Biliary calculi is seen on cholangiogram done on T-tube that was previously inserted into CBD. This happens in 3% of the cases post surgical management of biliary stones. This procedure is contraindicated if T-tube is too small (less than 12 French in size), tortous T tube in tissues, acute pancreatitis, and when there is another drain that is connected to the T-tube tract.

PTBD is done one to two weeks before the procedure to reduce oedema of the biliary ducts and sphincter of Oddi oedema.

Either high osmolar contrast medium or low osmolar contrast medium can be used (with concentration of 150 mg/ml). Low density contrast medium is used to prevent obscuring of the calculus. Antibiotic prophylaxis and pre-medication is given one hour before the procedure. Painkillers is given during the procedure. The subject lie down in supine position on the table. PTHC is performed if biliary drainage catheter is not in-situ. The drainage catheter is then removed over the guidewire and sheath is inserted into the ducts (7 to 8 French size). Contrast is then injected through the sheath to identify any stones or strictures. If a stricture is identified, put in biliary manipulation catheter with guidewire measuring 0.035 inches and commence balloon dilatation (with balloon sizes of 8, 10, and 12 mm). Using the balloon catheter, the stones are pushed into the duodenum. If the stones are difficult to push, Dormier basket is used to push them into the duodenum. The basket is removed and guidewire is inserted back into the sheath. The sheath is then removed and biliary drainage catheter is inserted back through the guidewire. Contrast is then injected intermittently through the drainage catheter to follow-up on the position of the stones.

After the procedure, pulse and blood pressure are monitored half-hourly for six hours. The subject put on bed rest for a total of four to six hours.
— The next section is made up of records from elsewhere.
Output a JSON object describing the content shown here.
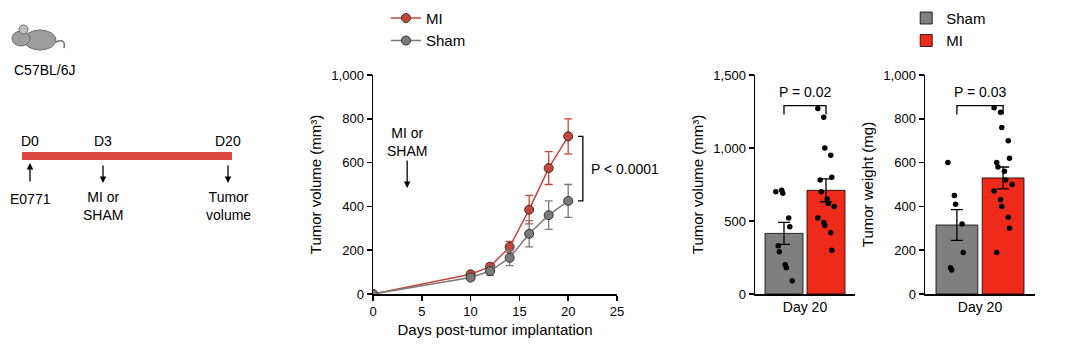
{
  "schematic": {
    "strain": "C57BL/6J",
    "timeline": [
      {
        "label": "D0",
        "event": "E0771"
      },
      {
        "label": "D3",
        "event": "MI or\nSHAM"
      },
      {
        "label": "D20",
        "event": "Tumor\nvolume"
      }
    ]
  },
  "chart_data": [
    {
      "type": "line",
      "x": [
        0,
        10,
        12,
        14,
        16,
        18,
        20
      ],
      "series": [
        {
          "name": "MI",
          "color": "#c9453a",
          "marker": "circle",
          "values": [
            0,
            90,
            125,
            215,
            385,
            575,
            720
          ],
          "error": [
            0,
            12,
            15,
            25,
            65,
            75,
            80
          ]
        },
        {
          "name": "Sham",
          "color": "#7a7a7a",
          "marker": "circle",
          "values": [
            0,
            75,
            105,
            165,
            275,
            360,
            425
          ],
          "error": [
            0,
            10,
            20,
            35,
            60,
            65,
            75
          ]
        }
      ],
      "xlabel": "Days post-tumor implantation",
      "ylabel": "Tumor volume (mm³)",
      "xlim": [
        0,
        25
      ],
      "xticks": [
        0,
        5,
        10,
        15,
        20,
        25
      ],
      "ylim": [
        0,
        1000
      ],
      "yticks": [
        0,
        200,
        400,
        600,
        800,
        {
          "value": 1000,
          "label": "1,000"
        }
      ],
      "annotations": [
        {
          "text": "MI or\nSHAM",
          "x": 3.5
        }
      ],
      "p_value": "P < 0.0001",
      "legend": "top left"
    },
    {
      "type": "bar",
      "categories": [
        "Day 20"
      ],
      "series": [
        {
          "name": "Sham",
          "color": "#7f7f7f",
          "values": [
            415
          ],
          "error": [
            75
          ],
          "points": [
            [
              700,
              710,
              690,
              520,
              460,
              330,
              290,
              200,
              180,
              90
            ]
          ]
        },
        {
          "name": "MI",
          "color": "#ee2a1b",
          "values": [
            710
          ],
          "error": [
            78
          ],
          "points": [
            [
              1270,
              1210,
              1000,
              950,
              800,
              780,
              700,
              650,
              620,
              600,
              520,
              490,
              470,
              420,
              300
            ]
          ]
        }
      ],
      "ylabel": "Tumor volume (mm³)",
      "ylim": [
        0,
        1500
      ],
      "yticks": [
        0,
        500,
        {
          "value": 1000,
          "label": "1,000"
        },
        {
          "value": 1500,
          "label": "1,500"
        }
      ],
      "p_value": "P = 0.02",
      "legend": "top"
    },
    {
      "type": "bar",
      "categories": [
        "Day 20"
      ],
      "series": [
        {
          "name": "Sham",
          "color": "#7f7f7f",
          "values": [
            315
          ],
          "error": [
            70
          ],
          "points": [
            [
              600,
              450,
              410,
              320,
              190,
              120,
              110
            ]
          ]
        },
        {
          "name": "MI",
          "color": "#ee2a1b",
          "values": [
            530
          ],
          "error": [
            50
          ],
          "points": [
            [
              850,
              830,
              760,
              700,
              620,
              600,
              580,
              560,
              520,
              500,
              470,
              430,
              400,
              350,
              300,
              190
            ]
          ]
        }
      ],
      "ylabel": "Tumor weight (mg)",
      "ylim": [
        0,
        1000
      ],
      "yticks": [
        0,
        200,
        400,
        600,
        800,
        {
          "value": 1000,
          "label": "1,000"
        }
      ],
      "p_value": "P = 0.03"
    }
  ]
}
Possible complications include allergic reaction to the contrast and inflammation of the pancreas. There can also be perforation of the T-tube tract.

===Trans T-tube technique===
Post-operative T-tube cholangiography is performed on the 10th day post operation where either high osmolar or low osmolar contrast media with concentration of 150 mg/ml with volume of 20 to 30 ml is injected through the T-tube to determine if there is any leak from the biliary tract or remaining stones within the biliary system.

Trans T-tube technique of stone extraction also known as Burhene technique. This procedure is done after 5 to 8 weeks post abdominal operation for the maturation of the T-tube tract when fibrous tissue is formed at its walls to support the tract and keep the tract open. Guidewire is then advanced through the T-tube before the T-tube is removed. Then a catheter is inserted over the guidewire and cholangiogram is performed to visualise the anatomy of the biliary tract and the positions of the stones.